The consequences are two, and both corrosive. The first is the erosion of trust: after a few empty alarms, the team learns to ignore them — the boy who cried wolf. The second is crueler. Every false alarm acted upon is an unnecessary maintenance; and every intervention on a working system returns it to its infancy, that is, to the infant-mortality zone we started from. The predictive program, poorly calibrated, ends up manufacturing the very failures it was meant to prevent.

Three gates, one conclusion

A prediction pays only when the three gates are open together: there is an actionable warning window, the decision genuinely changes, and the numbers are frequent enough to make the alarm credible. Detectability, decision, discriminability. Predictive maintenance is sold on the first — the sensor, the data, the algorithm — but almost always dies on the second or the third. That is why technically flawless programs return so little: the limit was never where we were looking for it.

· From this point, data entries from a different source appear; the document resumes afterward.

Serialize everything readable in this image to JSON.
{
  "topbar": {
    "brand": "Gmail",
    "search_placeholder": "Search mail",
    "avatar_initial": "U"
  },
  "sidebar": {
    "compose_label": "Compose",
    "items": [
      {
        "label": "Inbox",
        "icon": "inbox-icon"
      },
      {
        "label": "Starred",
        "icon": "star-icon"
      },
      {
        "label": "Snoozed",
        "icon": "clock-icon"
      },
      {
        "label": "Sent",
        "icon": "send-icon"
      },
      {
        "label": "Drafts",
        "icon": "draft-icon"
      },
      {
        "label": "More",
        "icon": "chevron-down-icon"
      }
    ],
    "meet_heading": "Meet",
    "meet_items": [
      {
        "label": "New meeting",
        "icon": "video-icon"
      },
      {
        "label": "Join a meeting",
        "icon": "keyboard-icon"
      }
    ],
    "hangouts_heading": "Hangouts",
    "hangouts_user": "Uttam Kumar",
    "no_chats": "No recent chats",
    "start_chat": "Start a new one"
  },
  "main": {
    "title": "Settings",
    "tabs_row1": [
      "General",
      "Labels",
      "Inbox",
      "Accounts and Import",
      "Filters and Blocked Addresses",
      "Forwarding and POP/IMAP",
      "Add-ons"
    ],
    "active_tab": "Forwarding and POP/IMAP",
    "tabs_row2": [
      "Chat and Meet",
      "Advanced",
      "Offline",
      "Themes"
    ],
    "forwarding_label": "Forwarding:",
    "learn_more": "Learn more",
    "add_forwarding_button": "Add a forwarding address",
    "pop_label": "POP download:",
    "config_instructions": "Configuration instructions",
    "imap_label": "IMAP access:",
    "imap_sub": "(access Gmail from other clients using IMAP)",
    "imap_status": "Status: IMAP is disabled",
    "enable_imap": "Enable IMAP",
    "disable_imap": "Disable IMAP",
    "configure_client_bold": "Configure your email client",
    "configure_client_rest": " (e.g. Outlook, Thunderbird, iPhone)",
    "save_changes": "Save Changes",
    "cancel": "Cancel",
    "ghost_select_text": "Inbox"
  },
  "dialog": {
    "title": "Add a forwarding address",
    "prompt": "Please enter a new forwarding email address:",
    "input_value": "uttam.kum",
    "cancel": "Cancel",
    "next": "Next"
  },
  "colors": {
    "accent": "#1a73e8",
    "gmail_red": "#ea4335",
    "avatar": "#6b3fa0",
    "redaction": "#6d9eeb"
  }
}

The maturity of a maintenance function, then, is not measured by the number of sensors installed, but by the rigor with which it decides where prediction earns its cost — and, above all, where it does not.

There is an elegant inversion at the bottom of all this. The good maintenance engineer sometimes chooses, deliberately, not to know. Predicting everything is not sophistication: it is having failed to do the math. The right question is never "is this failure predictable?", but "what decision would change if I could predict it, and is that change worth its price?". Letting a machine break, chosen with eyes open, is not the sign of a primitive system. It is the sign of a system that has understood the economics of what it does.